I’m 40. I’m a mom, and I’m a wife. Beyond that? Crickets. Seriously, though, I know that I like to dance, I know which foods I like and dislike, and I know what music, movies, books, and tv shows I enjoy. But my “self”, who I am outside of my roles of mother, wife, etc. is a complete mystery to me. I have strong morals and values, and a fun personality. But goals, dreams, aspirations? They were abandoned along the side of the road as I journeyed into adulthood, many many miles ago. So long ago, that I forget when I saw them last, and no longer remember what they looked like. And the worst part is, I didn’t even realize this. For years! Decades!! I sacrificed myself without even noticing! I’m so grateful for the beautiful life I’ve had, but for the better part of the last two decades, I was so focussed on being a supportive wife and super-mom, that I forgot – whoops – that I’m a person, too!!

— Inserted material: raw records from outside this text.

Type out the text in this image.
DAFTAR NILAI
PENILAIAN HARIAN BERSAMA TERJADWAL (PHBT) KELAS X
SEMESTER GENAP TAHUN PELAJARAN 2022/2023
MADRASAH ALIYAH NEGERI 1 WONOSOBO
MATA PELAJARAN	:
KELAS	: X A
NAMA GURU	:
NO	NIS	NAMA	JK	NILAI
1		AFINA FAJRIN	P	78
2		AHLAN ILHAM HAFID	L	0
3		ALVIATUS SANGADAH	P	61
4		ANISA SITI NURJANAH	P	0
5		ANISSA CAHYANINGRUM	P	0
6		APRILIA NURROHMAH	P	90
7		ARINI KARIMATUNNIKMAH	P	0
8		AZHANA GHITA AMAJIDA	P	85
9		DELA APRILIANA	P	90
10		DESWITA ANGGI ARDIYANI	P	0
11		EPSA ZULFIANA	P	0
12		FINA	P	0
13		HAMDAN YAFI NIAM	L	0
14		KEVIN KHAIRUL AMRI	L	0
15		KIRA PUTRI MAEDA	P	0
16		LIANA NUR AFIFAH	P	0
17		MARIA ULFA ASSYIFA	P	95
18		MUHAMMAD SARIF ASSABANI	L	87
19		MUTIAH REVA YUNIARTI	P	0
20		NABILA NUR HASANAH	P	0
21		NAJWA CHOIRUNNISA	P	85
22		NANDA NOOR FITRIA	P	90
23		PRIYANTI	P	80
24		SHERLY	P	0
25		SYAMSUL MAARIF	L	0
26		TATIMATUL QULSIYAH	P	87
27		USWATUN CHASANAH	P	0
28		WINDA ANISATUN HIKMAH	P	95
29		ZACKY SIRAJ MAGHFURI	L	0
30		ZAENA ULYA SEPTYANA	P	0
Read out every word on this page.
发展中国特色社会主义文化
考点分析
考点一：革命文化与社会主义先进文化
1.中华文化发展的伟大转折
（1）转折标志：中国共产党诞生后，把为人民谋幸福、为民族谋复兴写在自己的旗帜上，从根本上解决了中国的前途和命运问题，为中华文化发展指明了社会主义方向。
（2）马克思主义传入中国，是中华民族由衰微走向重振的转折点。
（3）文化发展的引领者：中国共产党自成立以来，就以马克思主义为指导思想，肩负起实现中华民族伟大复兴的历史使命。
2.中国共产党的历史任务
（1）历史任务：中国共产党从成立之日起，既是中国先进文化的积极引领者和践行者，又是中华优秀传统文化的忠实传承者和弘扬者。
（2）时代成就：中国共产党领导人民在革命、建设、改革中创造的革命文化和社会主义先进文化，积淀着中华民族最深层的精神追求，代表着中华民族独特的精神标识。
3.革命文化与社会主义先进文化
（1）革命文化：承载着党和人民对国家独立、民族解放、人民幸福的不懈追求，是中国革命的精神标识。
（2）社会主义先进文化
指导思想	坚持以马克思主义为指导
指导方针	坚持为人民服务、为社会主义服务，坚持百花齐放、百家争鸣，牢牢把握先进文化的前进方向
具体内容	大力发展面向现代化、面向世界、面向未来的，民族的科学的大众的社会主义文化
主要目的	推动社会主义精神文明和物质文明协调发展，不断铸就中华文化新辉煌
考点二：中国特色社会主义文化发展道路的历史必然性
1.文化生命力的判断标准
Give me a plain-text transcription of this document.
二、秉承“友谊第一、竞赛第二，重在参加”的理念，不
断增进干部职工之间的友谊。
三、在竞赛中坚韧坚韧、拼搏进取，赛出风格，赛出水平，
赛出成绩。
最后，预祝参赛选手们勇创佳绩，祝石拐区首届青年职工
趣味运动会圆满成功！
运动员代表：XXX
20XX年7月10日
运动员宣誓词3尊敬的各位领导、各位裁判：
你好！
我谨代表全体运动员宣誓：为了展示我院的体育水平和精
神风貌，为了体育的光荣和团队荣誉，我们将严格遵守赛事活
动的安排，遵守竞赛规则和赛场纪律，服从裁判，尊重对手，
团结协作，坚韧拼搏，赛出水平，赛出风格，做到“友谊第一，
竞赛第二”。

It hit me just a few weeks ago. I got news of an unexpected day off from work. It was a very welcome surprise. I’d have the house to myself, and I could choose to do whatever I wanted with *zero* interruption. Beautiful! Insert an angelic choir…”ahhhh!” Anyhow, the day came, and what did I do? Same thing I do with all of my free time: I made a to-do list of housework and maintenance that would take a month to accomplish. It’s what I do. I’m sure many moms do the same. But as I set out to begin my list that morning, it hit me like a punch to the gut. No one was making me do these tasks. In fact, most of them were an absolute unnecessary waste of time. And this is my pattern, my habit, my routine. Only worse, I realized. It is my defense mechanism. I stopped scrubbing, Magic Eraser in hand. I CHOOSE to fill my time with these pointless tasks. Why? It’s a strategic, albeit unconscious, distraction. If I fill my day with the golden stars of a tight production schedule, I can avoid thinking about what I might WANT to do. And I was avoiding that thought because I have NO FUCKING IDEA what I might want to do. Thud. Ooof. Gut punch. My to-do list served as shield from the futile question “what the hell do I want???” I don’t have to reflect on my loss of self-identity if I busy myself in menial tasks and find joy in the sense of accomplishment, right??? Ugh. Barf. How did I let this happen? And for so long?!? I have no freaking idea how to actually enjoy myself. How to be me. WTF?
Does this sound familiar? I can’t be the only one!!!